Accordingly, submucosa tissue can be used as a tissue graft construct, for example, in its native form, in its fluidized form, in the form of an extract, or as components extracted from submucosa tissue and subsequently purified. The fluidized forms of vertebrate submucosa tissue can be gelled to form a semi-solid composition that can be implanted as a tissue graft construct or utilized as a cell culture substrate. As a tissue graft material, the fluidized form can be injected, or delivered using other methods, to living tissues to enhance tissue remodeling. Furthermore, the fluidized form can be modified, or can be combined with specific proteins, growth factors, drugs, plasmids, vectors, or other therapeutic agents for controlling the enhancement of tissue remodeling at the site of injection. Moreover, the fluidized, solubilized form can be combined with primary cells or cell lines prior to injection to further enhance the remodeling properties that result in the repair or replacement of diseased or damaged tissues.

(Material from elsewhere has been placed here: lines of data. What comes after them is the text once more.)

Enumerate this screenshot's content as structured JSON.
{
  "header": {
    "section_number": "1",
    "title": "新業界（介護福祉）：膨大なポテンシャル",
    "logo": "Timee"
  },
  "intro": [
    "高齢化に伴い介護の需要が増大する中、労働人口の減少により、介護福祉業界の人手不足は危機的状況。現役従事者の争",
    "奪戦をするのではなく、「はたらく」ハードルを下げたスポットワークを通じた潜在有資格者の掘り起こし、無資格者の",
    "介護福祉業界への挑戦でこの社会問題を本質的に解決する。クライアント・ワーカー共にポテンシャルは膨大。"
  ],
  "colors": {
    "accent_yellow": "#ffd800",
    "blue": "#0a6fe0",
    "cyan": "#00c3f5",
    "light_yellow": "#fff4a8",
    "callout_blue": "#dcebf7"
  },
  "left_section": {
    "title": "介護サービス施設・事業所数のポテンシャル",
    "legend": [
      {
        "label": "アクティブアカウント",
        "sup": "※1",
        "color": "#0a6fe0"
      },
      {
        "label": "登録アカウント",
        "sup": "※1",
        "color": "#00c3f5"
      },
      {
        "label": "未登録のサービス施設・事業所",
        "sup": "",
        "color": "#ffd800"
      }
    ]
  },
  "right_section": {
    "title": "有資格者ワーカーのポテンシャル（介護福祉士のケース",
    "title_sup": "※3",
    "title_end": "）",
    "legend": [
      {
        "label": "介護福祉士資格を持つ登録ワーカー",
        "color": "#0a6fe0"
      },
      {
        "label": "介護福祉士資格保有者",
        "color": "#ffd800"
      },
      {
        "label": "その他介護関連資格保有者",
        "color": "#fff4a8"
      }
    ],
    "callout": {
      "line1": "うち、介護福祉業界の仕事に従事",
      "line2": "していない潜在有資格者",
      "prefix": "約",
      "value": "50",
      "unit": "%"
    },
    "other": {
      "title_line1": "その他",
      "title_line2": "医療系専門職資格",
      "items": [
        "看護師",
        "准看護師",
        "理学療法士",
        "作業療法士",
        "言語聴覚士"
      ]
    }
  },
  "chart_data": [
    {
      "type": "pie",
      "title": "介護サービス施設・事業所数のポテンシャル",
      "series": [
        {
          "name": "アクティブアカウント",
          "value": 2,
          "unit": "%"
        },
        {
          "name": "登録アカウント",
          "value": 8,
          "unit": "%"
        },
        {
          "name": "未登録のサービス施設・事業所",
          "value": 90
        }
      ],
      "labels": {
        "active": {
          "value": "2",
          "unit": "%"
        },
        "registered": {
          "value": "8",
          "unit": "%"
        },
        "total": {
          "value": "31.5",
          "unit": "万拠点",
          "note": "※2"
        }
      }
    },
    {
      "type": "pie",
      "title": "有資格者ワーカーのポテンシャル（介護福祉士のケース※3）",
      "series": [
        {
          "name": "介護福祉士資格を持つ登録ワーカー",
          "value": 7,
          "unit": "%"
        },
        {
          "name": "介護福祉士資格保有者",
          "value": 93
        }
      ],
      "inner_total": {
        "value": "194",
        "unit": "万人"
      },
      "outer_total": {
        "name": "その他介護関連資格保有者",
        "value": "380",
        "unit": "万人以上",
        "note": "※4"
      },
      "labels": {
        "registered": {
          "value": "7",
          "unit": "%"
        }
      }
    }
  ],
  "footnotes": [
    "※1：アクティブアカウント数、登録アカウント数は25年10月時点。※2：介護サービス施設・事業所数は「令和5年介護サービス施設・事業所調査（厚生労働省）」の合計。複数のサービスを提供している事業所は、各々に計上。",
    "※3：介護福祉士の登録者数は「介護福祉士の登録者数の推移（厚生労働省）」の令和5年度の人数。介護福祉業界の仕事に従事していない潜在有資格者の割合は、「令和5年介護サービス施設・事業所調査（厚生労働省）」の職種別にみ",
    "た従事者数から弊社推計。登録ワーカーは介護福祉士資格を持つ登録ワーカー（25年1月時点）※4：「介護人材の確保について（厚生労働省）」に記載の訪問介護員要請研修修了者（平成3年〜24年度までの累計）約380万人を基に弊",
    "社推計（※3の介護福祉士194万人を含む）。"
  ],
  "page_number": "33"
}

Because the molecular forces that orchestrate the self assembly of soluble, monomeric collagen into higher ordered structures are weak their assembly can easily turn into an unstructured aggregation of misfolded proteins. In the literature, there are known methods for isolating collagen from a variety of tissues, e.g., placenta and animal tails and using the isolated material to reconstitute collagenous matrices. These known methods rely on the protein's intrinsic ability to retain its secondary structure during protein isolation and assume that, for instance, the alpha helix will retain its helical structure throughout. The end result, even with a homogenous biochemical composition, can be a heterogeneous secondary structure. Controlling the assembly of the constituting monomers into tertiary or quaternary multimeric arrangements is very hard to achieve under such conditions. One embodiment of the present invention is directed to controlling the polymerization of a composition comprising solubilized collagen to form a collagen based scaffold that has the requisite microstructure and composition to allow for the expansion, differentiation and/or clonal isolation of stem cells in a highly reproducible and predictable manner.